I did not know where to turn so I spent a long time suffering silently, mired in shame.

Wondering why this was happening. Angry and confused. Scared my partner would leave me. It took me a lot of time to get support. Pelvic floor physical therapy was a life saver and I also began exploring holistic sexual practices and ways of gently getting back into my body. I went to therapy. And I began exploring what a new definition of pleasure could be like for me, a person navigating a lot of pain.

Here’s what helped me.

1.Find Ways to Connect to Pleasure Outside of Sex

First, I took sex off the table. I took the pressure off. It was too scary and it felt impossible to reconnect with pleasure in the world of sex. I needed to learn how to relate to pleasure outside of just sex.

And here’s where the magic is: pleasure is not only available to us during sex. Not even close. And when I stopped making pleasure and sex interchangeable things, I started to find pleasure in the tiniest things in my daily life.

I found pleasure in the morning when I would open the blinds and the sun would peak through my window. In listening to a song and letting my body sway, shake, then dance wildly. In laughing really fucking hard with a friend over something completely inappropriate. In drinking a big glass of water out of my favorite cup. In driving with my windows down and letting the wind caress my skin. In the way my loved ones eyes would light up when they looked at me. In the scent of my favorite lotion as I rubbed it over my inflamed, aching body.

I learned that for me, pleasure means two primary things, and they are both quite simple. First, pleasure means connection. Feeling connected with people I care about and with the world around me. I reach for this connection by spending time with people I love deeply and by going out into the world, even if it’s just a short walk or time staring at a beautiful tree.

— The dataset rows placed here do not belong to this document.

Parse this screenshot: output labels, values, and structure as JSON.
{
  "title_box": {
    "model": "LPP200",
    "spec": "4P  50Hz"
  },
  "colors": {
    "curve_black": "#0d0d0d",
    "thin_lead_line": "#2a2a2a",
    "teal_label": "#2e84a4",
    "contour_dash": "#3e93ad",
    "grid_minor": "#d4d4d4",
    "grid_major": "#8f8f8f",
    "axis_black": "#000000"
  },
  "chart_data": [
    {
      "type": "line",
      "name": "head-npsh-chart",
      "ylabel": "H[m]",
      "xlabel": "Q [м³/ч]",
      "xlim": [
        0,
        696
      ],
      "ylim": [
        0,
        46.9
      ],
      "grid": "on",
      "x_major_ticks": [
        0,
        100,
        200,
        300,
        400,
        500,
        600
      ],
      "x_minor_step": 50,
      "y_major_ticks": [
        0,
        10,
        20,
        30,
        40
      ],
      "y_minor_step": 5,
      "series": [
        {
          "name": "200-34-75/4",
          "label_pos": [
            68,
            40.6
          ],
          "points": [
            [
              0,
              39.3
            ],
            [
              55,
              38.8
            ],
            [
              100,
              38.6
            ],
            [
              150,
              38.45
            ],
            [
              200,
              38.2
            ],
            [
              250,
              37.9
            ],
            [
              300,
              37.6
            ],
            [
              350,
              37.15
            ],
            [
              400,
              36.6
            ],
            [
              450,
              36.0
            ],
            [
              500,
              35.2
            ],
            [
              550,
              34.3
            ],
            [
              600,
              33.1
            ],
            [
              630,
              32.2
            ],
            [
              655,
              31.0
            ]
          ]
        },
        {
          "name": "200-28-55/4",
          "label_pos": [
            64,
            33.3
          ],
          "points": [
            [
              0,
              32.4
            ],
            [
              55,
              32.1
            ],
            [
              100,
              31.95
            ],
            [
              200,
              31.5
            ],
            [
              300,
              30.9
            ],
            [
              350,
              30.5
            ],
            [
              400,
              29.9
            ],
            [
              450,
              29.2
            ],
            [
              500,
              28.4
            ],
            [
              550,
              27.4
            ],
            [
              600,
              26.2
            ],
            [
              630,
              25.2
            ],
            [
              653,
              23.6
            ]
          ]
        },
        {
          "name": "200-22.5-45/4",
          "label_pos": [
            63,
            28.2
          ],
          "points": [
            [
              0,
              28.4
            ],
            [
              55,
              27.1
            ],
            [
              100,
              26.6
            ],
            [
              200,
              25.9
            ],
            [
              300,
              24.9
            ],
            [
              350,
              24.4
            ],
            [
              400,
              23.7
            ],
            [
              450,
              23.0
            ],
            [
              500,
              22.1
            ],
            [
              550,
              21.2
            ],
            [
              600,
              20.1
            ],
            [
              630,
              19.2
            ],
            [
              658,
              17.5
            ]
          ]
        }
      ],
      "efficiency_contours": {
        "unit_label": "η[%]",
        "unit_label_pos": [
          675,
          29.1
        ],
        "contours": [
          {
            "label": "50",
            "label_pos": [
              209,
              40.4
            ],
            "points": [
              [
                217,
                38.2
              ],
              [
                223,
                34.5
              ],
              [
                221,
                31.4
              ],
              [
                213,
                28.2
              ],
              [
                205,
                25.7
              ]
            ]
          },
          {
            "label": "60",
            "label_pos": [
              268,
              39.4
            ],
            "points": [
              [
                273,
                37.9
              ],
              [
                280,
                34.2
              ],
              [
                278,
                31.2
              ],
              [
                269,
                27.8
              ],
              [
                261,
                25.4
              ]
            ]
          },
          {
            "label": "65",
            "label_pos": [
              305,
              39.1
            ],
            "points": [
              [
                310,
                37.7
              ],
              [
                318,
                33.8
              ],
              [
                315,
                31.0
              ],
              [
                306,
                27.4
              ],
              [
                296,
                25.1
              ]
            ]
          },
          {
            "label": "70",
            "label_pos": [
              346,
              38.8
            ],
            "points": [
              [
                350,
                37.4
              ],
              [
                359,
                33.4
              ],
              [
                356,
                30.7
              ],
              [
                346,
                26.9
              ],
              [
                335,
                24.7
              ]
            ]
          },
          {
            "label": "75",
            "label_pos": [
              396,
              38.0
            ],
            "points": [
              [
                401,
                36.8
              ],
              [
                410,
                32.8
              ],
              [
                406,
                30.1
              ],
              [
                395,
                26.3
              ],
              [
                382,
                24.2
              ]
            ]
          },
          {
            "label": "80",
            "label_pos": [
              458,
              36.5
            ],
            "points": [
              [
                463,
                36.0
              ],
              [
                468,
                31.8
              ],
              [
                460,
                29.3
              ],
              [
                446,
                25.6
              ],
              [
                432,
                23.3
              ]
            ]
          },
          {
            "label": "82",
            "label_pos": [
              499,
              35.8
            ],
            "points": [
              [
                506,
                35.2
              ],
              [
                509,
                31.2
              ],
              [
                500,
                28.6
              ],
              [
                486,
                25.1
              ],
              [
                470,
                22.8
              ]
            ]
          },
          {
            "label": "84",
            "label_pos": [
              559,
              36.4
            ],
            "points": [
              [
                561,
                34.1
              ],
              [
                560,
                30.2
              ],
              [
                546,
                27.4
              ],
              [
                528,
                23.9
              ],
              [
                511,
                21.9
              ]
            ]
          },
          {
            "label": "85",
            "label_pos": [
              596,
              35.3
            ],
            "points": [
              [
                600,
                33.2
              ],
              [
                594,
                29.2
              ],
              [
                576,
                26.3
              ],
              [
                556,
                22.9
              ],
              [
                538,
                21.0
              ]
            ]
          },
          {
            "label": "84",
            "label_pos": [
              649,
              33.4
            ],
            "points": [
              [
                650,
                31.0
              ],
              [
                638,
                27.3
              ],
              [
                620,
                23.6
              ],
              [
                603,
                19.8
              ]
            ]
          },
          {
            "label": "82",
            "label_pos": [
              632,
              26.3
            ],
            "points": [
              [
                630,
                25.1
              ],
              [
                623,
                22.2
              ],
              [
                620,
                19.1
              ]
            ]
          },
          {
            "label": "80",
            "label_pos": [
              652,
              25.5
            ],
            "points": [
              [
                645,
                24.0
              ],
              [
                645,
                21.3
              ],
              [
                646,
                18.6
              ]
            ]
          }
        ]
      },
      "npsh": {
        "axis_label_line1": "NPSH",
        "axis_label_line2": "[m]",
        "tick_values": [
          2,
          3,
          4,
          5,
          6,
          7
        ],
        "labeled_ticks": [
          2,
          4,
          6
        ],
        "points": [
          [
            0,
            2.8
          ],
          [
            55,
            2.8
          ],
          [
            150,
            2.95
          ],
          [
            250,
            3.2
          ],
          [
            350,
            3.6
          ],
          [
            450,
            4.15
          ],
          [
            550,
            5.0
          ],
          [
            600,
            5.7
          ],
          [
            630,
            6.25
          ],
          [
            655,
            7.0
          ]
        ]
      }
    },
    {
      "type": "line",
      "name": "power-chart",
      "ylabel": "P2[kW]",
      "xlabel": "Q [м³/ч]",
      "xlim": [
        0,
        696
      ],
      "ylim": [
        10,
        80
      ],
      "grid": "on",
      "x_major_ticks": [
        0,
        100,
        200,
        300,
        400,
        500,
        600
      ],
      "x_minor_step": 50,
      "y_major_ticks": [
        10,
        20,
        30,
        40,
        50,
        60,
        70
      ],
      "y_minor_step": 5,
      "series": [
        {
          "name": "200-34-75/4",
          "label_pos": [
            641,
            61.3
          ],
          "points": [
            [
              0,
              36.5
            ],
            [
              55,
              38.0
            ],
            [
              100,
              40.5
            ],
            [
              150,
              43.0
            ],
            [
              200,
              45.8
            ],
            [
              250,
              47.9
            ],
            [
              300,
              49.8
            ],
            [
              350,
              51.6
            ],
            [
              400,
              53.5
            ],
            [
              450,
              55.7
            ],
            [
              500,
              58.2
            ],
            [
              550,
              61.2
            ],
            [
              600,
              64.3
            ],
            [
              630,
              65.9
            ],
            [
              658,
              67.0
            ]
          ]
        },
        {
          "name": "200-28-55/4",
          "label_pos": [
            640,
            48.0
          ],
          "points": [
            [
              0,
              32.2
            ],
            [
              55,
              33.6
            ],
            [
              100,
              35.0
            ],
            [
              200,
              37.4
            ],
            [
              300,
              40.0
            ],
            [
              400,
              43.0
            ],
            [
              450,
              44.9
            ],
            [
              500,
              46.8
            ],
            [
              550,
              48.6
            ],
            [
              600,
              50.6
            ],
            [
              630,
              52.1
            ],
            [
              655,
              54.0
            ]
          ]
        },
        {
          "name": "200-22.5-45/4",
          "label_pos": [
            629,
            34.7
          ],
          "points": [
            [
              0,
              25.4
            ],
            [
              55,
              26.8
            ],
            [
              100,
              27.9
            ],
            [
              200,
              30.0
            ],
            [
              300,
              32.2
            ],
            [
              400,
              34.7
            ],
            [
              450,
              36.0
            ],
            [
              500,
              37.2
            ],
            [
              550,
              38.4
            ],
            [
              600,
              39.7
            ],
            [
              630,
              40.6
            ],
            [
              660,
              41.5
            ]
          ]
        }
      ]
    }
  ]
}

2. Tune Into the Five Senses

The second primary way I define pleasure is as anything that activates my senses: sight, smell, touch, taste, and sound. When my senses come online, when I pay attention to the way my food tastes or the softness of the blanket on my skin, I’m able to tap into feeling pleasure.

Tuning into my senses helps me to feel more and notice the world around me. Instead of rushing through a moment to get to the next one, I’m present. And in that presence, I notice magic all around me in the simplest of things.

3. Regularly Check in with Yourself

None of this bypasses the very real pain I’ve experienced and still do. On really hard days, I don’t force myself to reach for pleasure in these ways. Instead, I think of pleasure as asking myself: What can I do right now that will make me feel 2 percent less shitty? And then I do that.

These things are simple but that doesn’t make them easy. In a culture that prioritizes productivity and makes us feel bad for resting, reaching for pleasure can feel like an unnecessary indulgence. But it’s not. Reaching for pleasure, cultivating your own definition of it and relationship to it is radical. It’s radical self-care. It’s a way to tune into your own vitality and aliveness. It can buoy us in very low moments. It gets to exist alongside pain and trauma and all the life things.

And of course, it gets to exist as a part of sex and our sexuality. But it’s not the only place it lives. You get to define it for yourself and explore what it could mean for you.

And know that no matter what, I want you to know that you deserve pleasure. And you deserve it on your terms.